Un jeune hobo trace la route à la recherche d’un ancien camarade d’aventure. Roman d’initiation et d’amitié. Livre grand format, teintes ocres et grises, découpage identique pour chaque planche : gaufrier de cinq fois trois cases. Si le dessin touche parfois à l’abstraction, ce n’est jamais gratuit : le mouvement évolue au fil de la perception, de la pensée des protagonistes. L’être humain n’est pas toujours concentré avec la même acuité sur son environnement, c’est en partie ce que nous raconte le dessin libre de Santoro. Passionnant.

 

Veena et les spectres du temps
Éric Thériault – Les 400 coups

Divertissement d’origine québécoise, câlisse. Les aventures scientifico-fantastiques d’une punkette à Montréal. Pour ados.

 

Spider-man, les illusions perdues
David Hine & Fabrice Sapolsky & Carmine di Giandomenico – Panini

Dans la série “les auteurs s’amusent avec la franchise Marvel”. Ici, on transpose les personnages dans l’Amérique ravagée par la crise de 29. Entre Angela Davis et Louise Michel, tante May devient une pasionaria haranguant les foules, les méchants s’échappent d’un cirque qui doit ressembler à  celui des Freaks de Tod Browning, Peter Parker se trimballe dans un costume très vintage : trench coat, cagoule et lunettes d’aviateur.
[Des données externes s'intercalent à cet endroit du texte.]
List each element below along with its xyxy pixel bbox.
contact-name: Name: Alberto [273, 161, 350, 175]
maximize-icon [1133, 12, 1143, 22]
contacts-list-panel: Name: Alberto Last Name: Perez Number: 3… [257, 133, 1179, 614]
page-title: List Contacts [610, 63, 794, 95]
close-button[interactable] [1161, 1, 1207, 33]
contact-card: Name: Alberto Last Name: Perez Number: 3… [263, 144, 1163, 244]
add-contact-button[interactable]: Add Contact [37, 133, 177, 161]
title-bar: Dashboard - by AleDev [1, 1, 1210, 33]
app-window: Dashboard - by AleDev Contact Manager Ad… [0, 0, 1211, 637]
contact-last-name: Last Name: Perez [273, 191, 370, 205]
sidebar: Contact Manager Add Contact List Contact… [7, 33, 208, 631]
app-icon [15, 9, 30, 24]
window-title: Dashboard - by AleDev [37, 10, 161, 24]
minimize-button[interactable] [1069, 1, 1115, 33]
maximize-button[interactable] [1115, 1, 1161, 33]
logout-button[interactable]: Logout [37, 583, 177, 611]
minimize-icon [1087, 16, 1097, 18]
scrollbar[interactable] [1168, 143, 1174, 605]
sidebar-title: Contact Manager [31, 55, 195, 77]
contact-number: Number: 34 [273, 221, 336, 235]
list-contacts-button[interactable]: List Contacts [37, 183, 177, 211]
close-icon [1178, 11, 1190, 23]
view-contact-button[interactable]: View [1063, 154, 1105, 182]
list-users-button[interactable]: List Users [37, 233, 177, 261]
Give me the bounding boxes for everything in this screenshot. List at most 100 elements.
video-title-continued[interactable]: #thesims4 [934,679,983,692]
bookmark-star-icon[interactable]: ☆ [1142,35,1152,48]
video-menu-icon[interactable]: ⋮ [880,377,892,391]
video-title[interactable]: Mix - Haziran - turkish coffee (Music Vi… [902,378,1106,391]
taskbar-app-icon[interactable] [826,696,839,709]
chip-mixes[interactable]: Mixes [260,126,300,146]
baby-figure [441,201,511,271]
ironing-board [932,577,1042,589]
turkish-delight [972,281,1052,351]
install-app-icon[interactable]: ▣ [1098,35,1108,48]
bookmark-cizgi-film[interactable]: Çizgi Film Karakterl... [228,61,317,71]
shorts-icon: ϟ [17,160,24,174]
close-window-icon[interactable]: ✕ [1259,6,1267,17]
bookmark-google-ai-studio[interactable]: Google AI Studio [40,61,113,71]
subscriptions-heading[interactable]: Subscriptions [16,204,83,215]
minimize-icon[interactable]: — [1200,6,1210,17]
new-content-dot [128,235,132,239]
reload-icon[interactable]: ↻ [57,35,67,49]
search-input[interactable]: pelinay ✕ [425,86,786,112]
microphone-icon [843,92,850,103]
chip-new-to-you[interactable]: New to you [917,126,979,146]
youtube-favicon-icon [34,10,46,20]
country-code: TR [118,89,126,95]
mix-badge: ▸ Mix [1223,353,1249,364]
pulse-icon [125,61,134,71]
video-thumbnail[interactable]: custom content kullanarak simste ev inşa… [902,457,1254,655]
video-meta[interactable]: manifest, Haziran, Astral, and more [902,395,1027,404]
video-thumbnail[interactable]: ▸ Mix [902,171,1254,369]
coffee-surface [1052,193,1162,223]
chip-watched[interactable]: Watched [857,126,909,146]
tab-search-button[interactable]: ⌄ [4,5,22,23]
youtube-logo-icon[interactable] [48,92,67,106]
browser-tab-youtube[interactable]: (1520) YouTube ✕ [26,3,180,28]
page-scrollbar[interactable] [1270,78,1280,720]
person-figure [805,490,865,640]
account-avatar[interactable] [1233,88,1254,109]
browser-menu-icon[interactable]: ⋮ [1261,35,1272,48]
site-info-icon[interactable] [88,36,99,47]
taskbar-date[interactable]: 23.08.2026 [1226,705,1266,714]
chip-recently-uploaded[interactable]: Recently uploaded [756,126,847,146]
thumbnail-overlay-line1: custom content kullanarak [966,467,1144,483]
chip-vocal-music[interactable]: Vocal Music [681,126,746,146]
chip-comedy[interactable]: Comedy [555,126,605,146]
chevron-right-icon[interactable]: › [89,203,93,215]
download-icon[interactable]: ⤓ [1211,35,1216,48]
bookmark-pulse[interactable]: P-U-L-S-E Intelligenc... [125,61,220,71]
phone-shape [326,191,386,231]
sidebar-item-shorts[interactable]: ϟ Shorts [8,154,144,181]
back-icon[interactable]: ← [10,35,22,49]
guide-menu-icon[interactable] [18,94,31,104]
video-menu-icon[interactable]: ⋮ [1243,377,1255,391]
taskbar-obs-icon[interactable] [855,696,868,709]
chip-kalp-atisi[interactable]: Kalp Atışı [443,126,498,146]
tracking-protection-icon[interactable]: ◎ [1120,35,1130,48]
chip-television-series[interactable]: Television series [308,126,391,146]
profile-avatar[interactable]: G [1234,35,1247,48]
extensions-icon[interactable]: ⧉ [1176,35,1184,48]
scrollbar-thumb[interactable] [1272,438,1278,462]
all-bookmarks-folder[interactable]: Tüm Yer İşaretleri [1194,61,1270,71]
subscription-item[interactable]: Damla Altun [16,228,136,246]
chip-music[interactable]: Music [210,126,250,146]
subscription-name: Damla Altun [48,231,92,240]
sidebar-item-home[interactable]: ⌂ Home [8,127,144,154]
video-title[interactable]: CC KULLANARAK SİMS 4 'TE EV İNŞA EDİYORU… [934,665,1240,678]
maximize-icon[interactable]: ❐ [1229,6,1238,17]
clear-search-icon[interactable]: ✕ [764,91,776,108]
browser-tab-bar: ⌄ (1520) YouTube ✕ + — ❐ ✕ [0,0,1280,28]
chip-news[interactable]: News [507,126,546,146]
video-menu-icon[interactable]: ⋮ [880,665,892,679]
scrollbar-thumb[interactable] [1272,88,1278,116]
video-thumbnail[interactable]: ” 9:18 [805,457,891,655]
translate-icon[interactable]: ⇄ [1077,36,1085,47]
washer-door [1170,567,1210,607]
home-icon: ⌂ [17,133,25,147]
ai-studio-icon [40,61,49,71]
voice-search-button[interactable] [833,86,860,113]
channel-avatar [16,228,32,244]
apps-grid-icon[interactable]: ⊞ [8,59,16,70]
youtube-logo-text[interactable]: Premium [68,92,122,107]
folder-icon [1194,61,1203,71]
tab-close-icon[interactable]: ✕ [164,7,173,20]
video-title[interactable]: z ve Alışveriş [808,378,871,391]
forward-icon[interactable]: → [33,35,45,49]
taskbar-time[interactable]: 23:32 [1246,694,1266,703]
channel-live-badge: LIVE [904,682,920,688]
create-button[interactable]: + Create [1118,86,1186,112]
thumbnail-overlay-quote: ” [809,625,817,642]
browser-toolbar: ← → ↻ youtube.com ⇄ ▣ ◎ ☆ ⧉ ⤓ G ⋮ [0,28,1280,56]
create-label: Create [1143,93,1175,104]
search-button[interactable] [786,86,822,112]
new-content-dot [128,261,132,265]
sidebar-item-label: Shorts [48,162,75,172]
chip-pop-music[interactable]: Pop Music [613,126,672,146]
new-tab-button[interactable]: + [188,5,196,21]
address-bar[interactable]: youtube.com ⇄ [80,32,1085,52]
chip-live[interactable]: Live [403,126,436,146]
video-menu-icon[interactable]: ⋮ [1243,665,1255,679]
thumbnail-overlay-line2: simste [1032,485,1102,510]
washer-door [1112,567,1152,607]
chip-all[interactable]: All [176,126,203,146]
Plaisant.

 

Flood !
Eric Drooker – Tanibis

Ce récit sombre et fort, sans texte ou presque, renvoie aux gravures rebelles de Otto Nückel et Giacomo Patri réalisées à l’époque de la grande dépression. Ici, la carte à  gratter remplace le lino que ces auteurs utilisaient comme support, mais l’intention est similaire. Drooker décrit un monde qui se noie, le nôtre. Un ouvrier devenu chômeur dérive dans les entrailles de la ville à la recherche d’une épaule. À quoi bon ? Le déluge finira par tout emporter, l’armée et la police, les immeubles et les usines, toute l’humanité corrompue. Une arche flotte entre deux toits et Noé, ex-vendeur de parapluies, recueille le chat du personnage principal tandis que celui-ci se fait bouffer par les requins. On n’est pas obligé de lire uniquement des trucs gais, non plus.

 

Simon Dark
Steve Niles & Scott Hampton – Panini

Pour nos amis les goths : un super gentil recousu de partout. L’intrigue se passe à Gotham, la ville du Batman ici absent. Sciences occultes, décapitations, meurtres en série, folie sectaire, jeunes filles à protéger, bref, la routine.

 

George Sprott
Seth – Delcourt

Seth continue d’explorer un chemin emprunté à l’occasion de son précédent livre, Wimbledon Green. Le lecteur est invité à reconstituer la biographie imaginaire d’une fausse vieille gloire de la télé locale, George Sprott, grâce aux témoignages parcellaires de personnages ayant croisé sa route. Plus profond et moins drôle que Wimbledon Green, George Sprott s’intéresse surtout à la mort, aux regrets, au temps perdu qu’on ne retrouve plus. Il ne faudrait pas réduire ce magnifique ouvrage (dimensions hors normes) à un objet de bibliophile.

 

Eco T1, la malédiction des Shackelbott
Guillaume Bianco & Jérémy Almanza – Soleil (Métamorphose)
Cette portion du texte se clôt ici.